Il y a un adage qui dit que pour être un champion, il faut l’être aussi bien sur et en dehors du terrain. Pendant des années, Maya Moore a prouvé la première partie sans aucune contestation possible. Huit saisons WNBA, quatre fois championne, MVP des finales 2013 et inévitablement dans la discussion de la GOAT. Une artiste à sang froid balle en main, Moore n’a plus rien à prouver sur les parquets. En dehors, elle était déjà exemplaire avec des actions faites pour la communauté et une attitude globale irréprochable. Mais il y a neuf mois, Maya Moore a pris une décision. Une décision radicale qui allait bousculer sa carrière et qui montre à quel point elle a l’étoffe d’une championne, et même d’une GOAT, aussi en dehors des parquets. A l’image d’un LeBron James qui a décidé d’ouvrir une école pour les enfants d’Akron, Moore est passé dans la cour des très grands. Et le message qu’elle fait passer par sa décision est aussi fort que ce que fait le King avec son école I Promise.

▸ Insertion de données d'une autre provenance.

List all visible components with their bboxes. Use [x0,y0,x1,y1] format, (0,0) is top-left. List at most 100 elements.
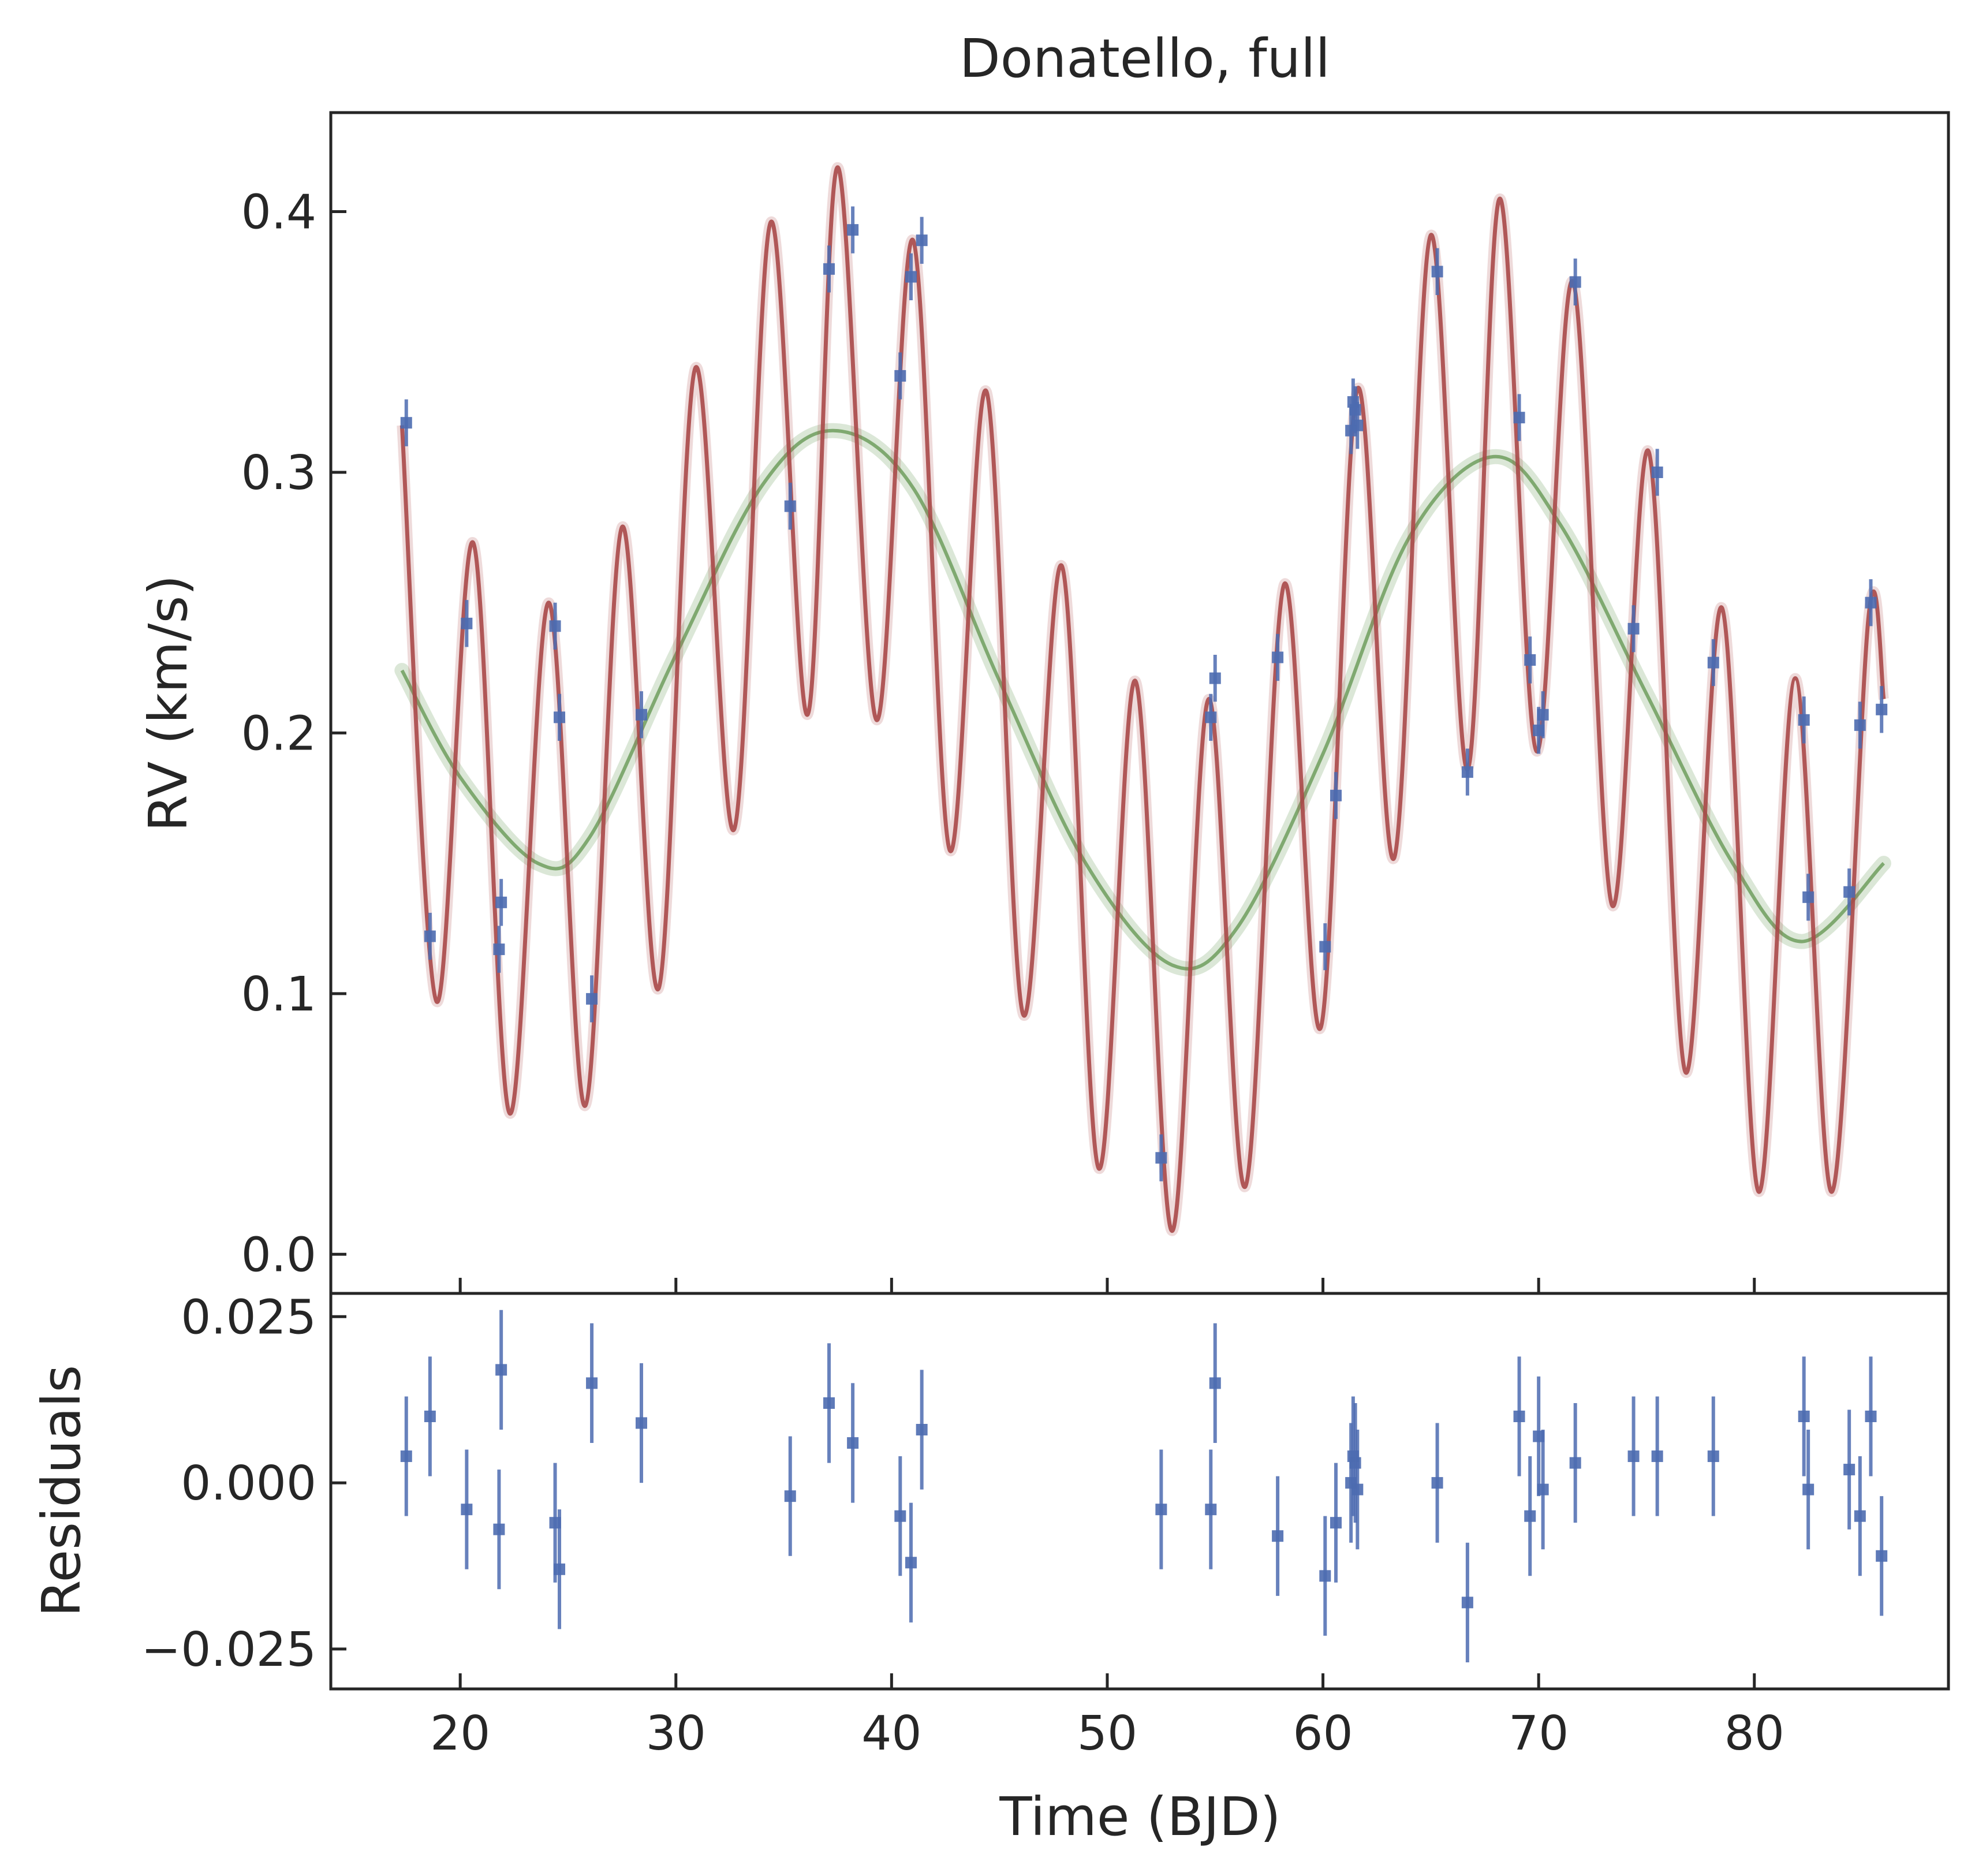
residuals-panel: 0.025 0.000 −0.025 20 30 40 50 60 70 80 [141,1290,1950,1761]
residual-point-18 [1272,1476,1284,1596]
rv-point-8 [635,691,647,739]
residual-point-30 [1537,1430,1549,1550]
residual-point-6 [554,1509,566,1629]
rv-point-0 [400,399,412,446]
rv-point-15 [1155,1134,1167,1181]
full-model-line [400,165,1886,1233]
x-tick-label: 50 [1077,1706,1137,1761]
rv-y-tick-label: 0.0 [241,1228,316,1282]
residual-point-27 [1513,1356,1525,1476]
rv-y-tick-label: 0.2 [241,706,316,761]
residual-point-37 [1843,1409,1855,1530]
rv-point-14 [916,217,928,264]
residual-point-1 [424,1356,436,1476]
long-period-model-line [400,428,1886,971]
x-tick-label: 70 [1509,1706,1569,1761]
rv-point-30 [1537,691,1549,739]
rv-point-35 [1798,696,1810,744]
residual-point-9 [784,1436,796,1556]
x-axis-label: Time (BJD) [999,1786,1280,1848]
x-tick-label: 40 [861,1706,921,1761]
rv-point-36 [1802,874,1815,921]
rv-point-2 [461,600,473,647]
rv-point-33 [1651,449,1663,496]
residuals-y-tick-label: 0.025 [181,1290,316,1345]
rv-point-31 [1569,258,1581,306]
full-model-line-group [397,162,1889,1236]
rv-point-16 [1205,693,1217,741]
residual-point-40 [1876,1496,1888,1616]
residual-point-26 [1461,1542,1473,1662]
residual-point-12 [894,1456,906,1576]
residual-point-35 [1798,1356,1810,1476]
rv-point-39 [1865,579,1877,626]
residual-point-4 [495,1310,507,1430]
rv-point-4 [495,879,507,926]
rv-point-24 [1351,402,1364,449]
residual-point-0 [400,1396,412,1516]
rv-point-7 [586,975,598,1023]
residual-point-38 [1854,1456,1866,1576]
residuals-y-tick-label: 0.000 [181,1456,316,1511]
residual-point-25 [1431,1423,1443,1543]
residual-point-15 [1155,1449,1167,1569]
rv-point-9 [784,483,796,530]
residuals-x-ticks: 20 30 40 50 60 70 80 [430,1673,1784,1761]
rv-point-17 [1209,654,1221,702]
x-tick-label: 60 [1293,1706,1353,1761]
rv-point-18 [1272,633,1284,681]
rv-y-ticks: 0.0 0.1 0.2 0.3 0.4 [241,185,346,1282]
rv-panel: 0.0 0.1 0.2 0.3 0.4 [241,111,1950,1295]
residual-point-11 [847,1383,859,1503]
rv-point-38 [1854,702,1866,749]
residual-point-36 [1802,1430,1815,1550]
rv-point-20 [1330,772,1342,819]
residual-point-14 [916,1370,928,1490]
residual-point-7 [586,1323,598,1444]
rv-point-26 [1461,748,1473,796]
residual-point-39 [1865,1356,1877,1476]
residuals-axes-frame [329,1292,1950,1691]
residuals-y-tick-label: −0.025 [141,1623,316,1677]
y-axis-label-residuals: Residuals [31,1365,92,1617]
residual-point-32 [1627,1396,1640,1516]
rv-x-ticks [458,1278,1756,1293]
residual-point-33 [1651,1396,1663,1516]
rv-point-10 [823,245,835,293]
rv-data-points [400,206,1888,1181]
rv-point-34 [1707,639,1719,687]
residual-data-points [400,1310,1888,1662]
rv-point-1 [424,912,436,960]
residual-point-31 [1569,1403,1581,1523]
residuals-y-ticks: 0.025 0.000 −0.025 [141,1290,346,1677]
rv-point-13 [905,253,917,301]
rv-point-27 [1513,394,1525,441]
y-axis-label-rv: RV (km/s) [137,575,199,832]
rv-point-40 [1876,686,1888,733]
rv-y-tick-label: 0.1 [241,967,316,1022]
rv-point-19 [1319,923,1331,971]
rv-point-11 [847,206,859,253]
x-tick-label: 80 [1724,1706,1784,1761]
residual-point-19 [1319,1516,1331,1636]
residual-point-20 [1330,1463,1342,1583]
rv-point-3 [493,926,505,973]
residual-point-16 [1205,1449,1217,1569]
rv-y-tick-label: 0.3 [241,446,316,501]
x-tick-label: 20 [430,1706,490,1761]
chart-title: Donatello, full [960,28,1330,89]
rv-point-5 [549,602,561,650]
rv-point-32 [1627,605,1640,652]
rv-point-12 [894,352,906,400]
rv-point-25 [1431,248,1443,296]
residual-point-34 [1707,1396,1719,1516]
x-tick-label: 30 [646,1706,706,1761]
residual-point-28 [1524,1456,1536,1576]
residual-point-17 [1209,1323,1221,1444]
residual-point-8 [635,1363,647,1483]
rv-y-tick-label: 0.4 [241,185,316,240]
residual-point-13 [905,1502,917,1623]
rv-point-6 [554,693,566,741]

Car le combat qu’a décidé de mener Maya Moore ne se fait pas en parallèle de sa carrière de joueuse. Le combat qu’a décidé de mener Maya Moore ne concerne pas directement plusieurs personnes. Non Maya Moore, comme toutes les autres joueuses WNBA, ne touche pas encore le salaire qu’elle mériterait. Mais Maya Moore a quand même mis entre parenthèse sa carrière pour aider une personne, une seule. Un détenu du nom de Jonathan Irons.
Un soir de janvier 1997, à O’Fallon dans le Misouri, Stanley Totler (38 ans à l’époque) rentre chez lui. En arrivant à son domicile, il y trouve un cambrioleur armé. Il y aura trois coups de feu, deux du cambrioleur et un de Totler. Ce dernier est blessé par une des deux balles tandis que le cambrioleur est arrivé à s’enfuir. Une semaine plus tard, la police arrêtera Jonathan Irons, qui avait été vu dans le quartier le jour du crime en possession d’une arme à feu. Plus de vingt ans plus tard, le discours d’Irons n’a pas changé : Il n’a pas commis ce crime et son arrestation est dû au fait qu’il était au mauvais endroit au mauvais moment. La faute à pas de chance comme on dit, et cette malchance lui coûtera une peine de 50 ans de prison ferme alors qu’il n’a alors que 16 ans.

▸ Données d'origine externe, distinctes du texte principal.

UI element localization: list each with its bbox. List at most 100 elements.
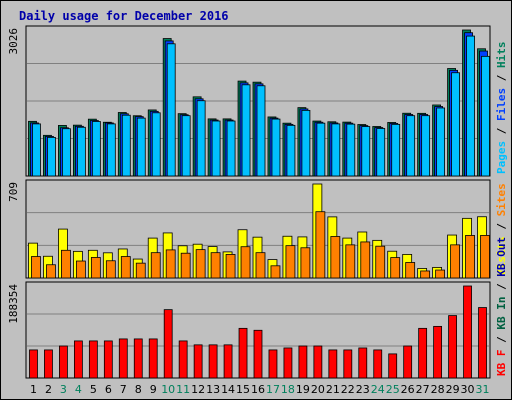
x-tick-day-11: 11 — [176, 383, 190, 396]
bar-pages-day-19 — [301, 109, 311, 177]
bar-kb_f-day-10 — [163, 309, 173, 379]
bar-kb_f-day-6 — [103, 340, 113, 379]
x-axis-labels: 1 2 3 4 5 6 7 8 9 10 11 12 13 14 15 16 17 18 19 20 21 22 23 24 2… — [30, 383, 490, 396]
bar-kb_f-day-25 — [388, 353, 398, 379]
x-tick-day-15: 15 — [236, 383, 250, 396]
bar-sites-day-11 — [180, 252, 191, 279]
x-tick-day-3: 3 — [60, 383, 67, 396]
bar-sites-day-14 — [225, 254, 236, 279]
bar-pages-day-14 — [226, 120, 236, 177]
chart-title: Daily usage for December 2016 — [19, 9, 229, 23]
x-tick-day-5: 5 — [90, 383, 97, 396]
bar-pages-day-25 — [391, 123, 401, 177]
legend-kbytes: KB F / KB In / KB Out — [495, 237, 508, 376]
bar-kb_f-day-31 — [478, 307, 487, 379]
legend-entry: Visits — [495, 236, 508, 276]
bar-kb_f-day-3 — [59, 345, 68, 379]
legend-entry: / — [495, 216, 508, 236]
bar-pages-day-27 — [421, 115, 431, 177]
bar-kb_f-day-16 — [253, 329, 263, 379]
bar-kb_f-day-23 — [358, 347, 368, 379]
bar-kb_f-day-21 — [328, 349, 338, 379]
bar-kb_f-day-7 — [118, 338, 128, 379]
x-tick-day-13: 13 — [206, 383, 220, 396]
x-tick-day-23: 23 — [356, 383, 370, 396]
x-tick-day-2: 2 — [45, 383, 52, 396]
legend-hits: Pages / Files / Hits — [495, 42, 508, 175]
x-tick-day-29: 29 — [446, 383, 460, 396]
bar-kb_f-day-2 — [44, 349, 53, 379]
legend-entry: / — [495, 68, 508, 88]
bar-pages-day-1 — [32, 123, 41, 177]
bar-sites-day-24 — [375, 245, 386, 279]
bar-kb_f-day-8 — [133, 338, 143, 379]
bar-pages-day-31 — [481, 55, 490, 177]
legend-entry: KB Out — [495, 237, 508, 277]
bar-pages-day-23 — [361, 126, 371, 177]
bar-kb_f-day-15 — [238, 327, 248, 379]
bar-pages-day-2 — [47, 137, 56, 177]
bar-sites-day-25 — [390, 257, 401, 279]
bar-sites-day-29 — [450, 244, 460, 279]
bar-pages-day-4 — [76, 126, 86, 177]
bar-sites-day-15 — [240, 246, 251, 279]
bar-kb_f-day-13 — [208, 344, 218, 379]
bar-pages-day-11 — [181, 115, 191, 177]
bar-pages-day-21 — [331, 123, 341, 177]
legend-entry: Hits — [495, 42, 508, 69]
legend-entry: / — [495, 330, 508, 350]
chart-panels: 3026 Pages / Files / Hits 709 Visits / Site… — [7, 25, 508, 379]
bar-sites-day-31 — [480, 235, 490, 279]
x-tick-day-9: 9 — [150, 383, 157, 396]
bar-kb_f-day-24 — [373, 349, 383, 379]
bar-sites-day-19 — [300, 247, 311, 279]
x-tick-day-26: 26 — [401, 383, 415, 396]
bar-kb_f-day-5 — [88, 340, 98, 379]
bar-pages-day-13 — [211, 120, 221, 177]
bar-sites-day-18 — [285, 245, 296, 279]
bar-kb_f-day-27 — [418, 327, 428, 379]
y-max-label-kbytes: 188354 — [7, 284, 20, 324]
bar-kb_f-day-1 — [29, 349, 38, 379]
bar-pages-day-28 — [436, 107, 446, 177]
bar-pages-day-30 — [466, 35, 475, 177]
legend-visits: Visits / Sites — [495, 183, 508, 276]
bar-pages-day-10 — [166, 43, 176, 177]
bar-kb_f-day-4 — [73, 340, 83, 379]
legend-entry: KB In — [495, 297, 508, 330]
x-tick-day-10: 10 — [161, 383, 175, 396]
x-tick-day-14: 14 — [221, 383, 235, 396]
legend-entry: / — [495, 121, 508, 141]
bar-sites-day-12 — [195, 249, 206, 279]
bar-kb_f-day-9 — [148, 338, 158, 379]
x-tick-day-28: 28 — [431, 383, 445, 396]
y-max-label-hits: 3026 — [7, 28, 20, 55]
x-tick-day-21: 21 — [326, 383, 340, 396]
bar-sites-day-2 — [46, 264, 56, 279]
bar-sites-day-27 — [420, 270, 431, 279]
bar-kb_f-day-17 — [268, 349, 278, 379]
bar-pages-day-12 — [196, 100, 206, 177]
x-tick-day-22: 22 — [341, 383, 355, 396]
x-tick-day-24: 24 — [371, 383, 385, 396]
x-tick-day-30: 30 — [461, 383, 475, 396]
bar-sites-day-4 — [75, 260, 86, 279]
bar-kb_f-day-30 — [463, 285, 472, 379]
bar-sites-day-8 — [135, 262, 146, 279]
bar-kb_f-day-19 — [298, 345, 308, 379]
bar-sites-day-20 — [315, 211, 326, 279]
bar-sites-day-30 — [465, 235, 475, 279]
bar-pages-day-26 — [406, 115, 416, 177]
bar-pages-day-18 — [286, 124, 296, 177]
bar-pages-day-22 — [346, 123, 356, 177]
panel-kbytes: 188354 KB F / KB In / KB Out — [7, 237, 508, 379]
bar-sites-day-26 — [405, 262, 416, 279]
bar-pages-day-24 — [376, 128, 386, 177]
bar-sites-day-6 — [105, 260, 116, 279]
bar-sites-day-28 — [435, 269, 446, 279]
bar-pages-day-29 — [451, 72, 460, 177]
bar-sites-day-21 — [330, 236, 341, 279]
bar-pages-day-8 — [136, 117, 146, 177]
x-tick-day-17: 17 — [266, 383, 280, 396]
x-tick-day-6: 6 — [105, 383, 112, 396]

Après plusieurs années à enchainer les saisons américaines et européennes, à rallonge qui plus est puisqu’on joue souvent des finales quand on s’appelle Maya Moore, elle avait besoin d’un break. Proche du burnout basketballistique, elle avait besoin de se retirer quelques temps et de se trouver un nouveau but dans la vie. C’est donc naturellement qu’elle est revenue chez elle, à Jefferson City dans le Missouri, là où elle est née et où elle a grandi, pour se trouver son nouvel objectif. Elle dira que c’est même un « appel de Dieu » qui l’a amené à faire autre chose que du basket et à se concentrer sur les choses plus importantes de la vie.
Le casier d’Irons n’a peut-être été ouvertement discuté par Moore que cette année, mais cela fait depuis bien longtemps qu’elle le connait par cœur. Depuis sa dernière année de lycée, quand son parrain Reggie Williams a étudié le cas d’Irons au cours d’un weekend familial proche de Jefferson City. Un cas malheureusement fascinant et encore trop représentatif du système judiciaire américain. En lisant le dossier, Moore n'en croit pas ses yeux. Irons a été jugé par un jury composé uniquement de personnes blanches et qui devaient être bien contents de trouver un coupable. Pas d’arme retrouvée, pas de preuve ADN, pas d’empreinte digitale. D'ailleurs en parlant d'empreintes digitales, on sait maintenant que le jury avait reçu le premier rapport de la police mais pas le définitif, qui indique que sur les trois empreintes retrouvées dans la maison de Totler, deux n'ont pas pu être identifiées et que la troisième appartenait à Totler lui-même.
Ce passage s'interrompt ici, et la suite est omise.